Effect of Surface Modification of Heterogeneous Anion-Exchange Membranes on the Intensity of Electroconvection at Their Surfaces

Abstract

Electroconvection is the principal mechanism that allows markedly increasing the rate of ion transfer through ion-exchange membranes in intensive current regimes. In this work, we investigated the possibility of intensifying electroconvection in solution near heterogeneous MA-41 anion-exchange membrane (Shchekinoazot production) by the modifying of its surface. The use of weakly crosslinked ion-exchange resin (MA-41P) in the course of the membrane manufacturing, with subsequent chemical modification of its surface (MA-41PM), is shown to make it possible to increase the limiting current density almost twice.
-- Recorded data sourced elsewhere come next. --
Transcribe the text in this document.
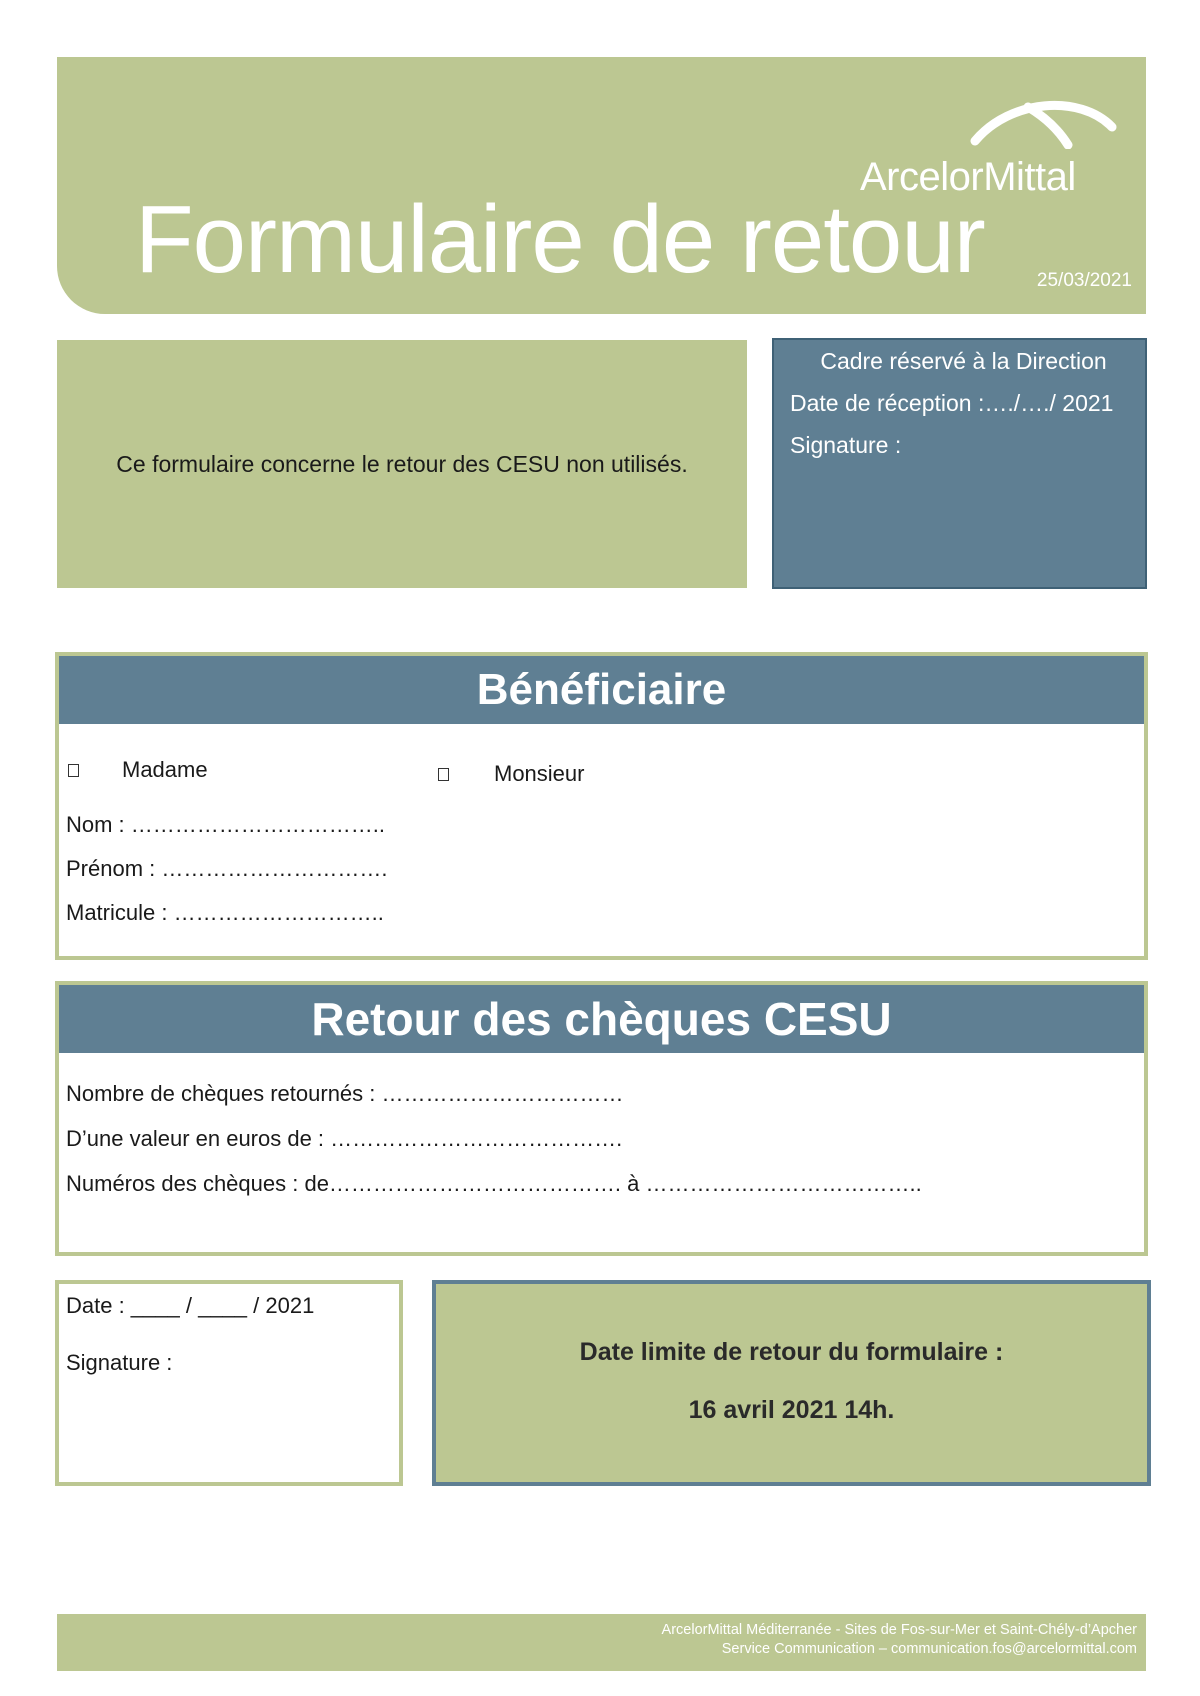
ArcelorMittal
Formulaire de retour	25/03/2021
Ce formulaire concerne le retour des CESU non utilisés.
Cadre réservé à la Direction
Date de réception :…./…./ 2021
Signature :
Bénéficiaire
Madame	Monsieur
Nom : ……………………………..
Prénom : ………………………….
Matricule : ………………………..
Retour des chèques CESU
Nombre de chèques retournés : ……………………………
D’une valeur en euros de : ………………………………….
Numéros des chèques : de…………………………………. à ………………………………..
Date : ____ / ____ / 2021
Signature :	Date limite de retour du formulaire :
16 avril 2021 14h.
ArcelorMittal Méditerranée - Sites de Fos-sur-Mer et Saint-Chély-d’Apcher
Service Communication – communication.fos@arcelormittal.com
The value of the reduced potential drop (after subtracting the ohmic contribution), at which significant generation of H+ and OH– ions begins, is shifted from 0.8 V in the case of MA-41 to 1.7 V in the case of MA-41PM. The current density related to the onset of water splitting is equal to 0.9$$i_{{{\text{lim}}}}^{{{\text{Lev}}}},$$ in the case of MA-41; 2$$i_{{{\text{lim}}}}^{{{\text{Lev}}}},$$ in the case of MA-41PM (where $$i_{{{\text{lim}}}}^{{{\text{Lev}}}}$$ is the theoretical value of the limiting current density). The special feature of the modified membrane behavior is the presence of a range of potential drop (between 50 and 80 mV in the reduced scale), in which the system with the MA-41PM has negative differential resistance: in this range, the potential drop decreases when the current density increases. This behavior occurs when measuring quasi-stationary I–V curves; correspondingly, in the chronopotentiogram there is a time interval, where the potential drop decreases with time. The electroconvection is intensified near a modified membrane due to a higher fraction of conductive areas on the surface of the modified membrane and the redistribution of these areas via formation of their agglomerates in the centers of the cells formed by the reinforcing mesh. Mathematical modeling shows the concentration polarization of the modified membrane being less than that of the pristine one. Meanwhile, the structure of electroconvective vortices is optimized: the vortices near the modified membrane are larger; they do not extinguish each other, unlike the case of MA-41.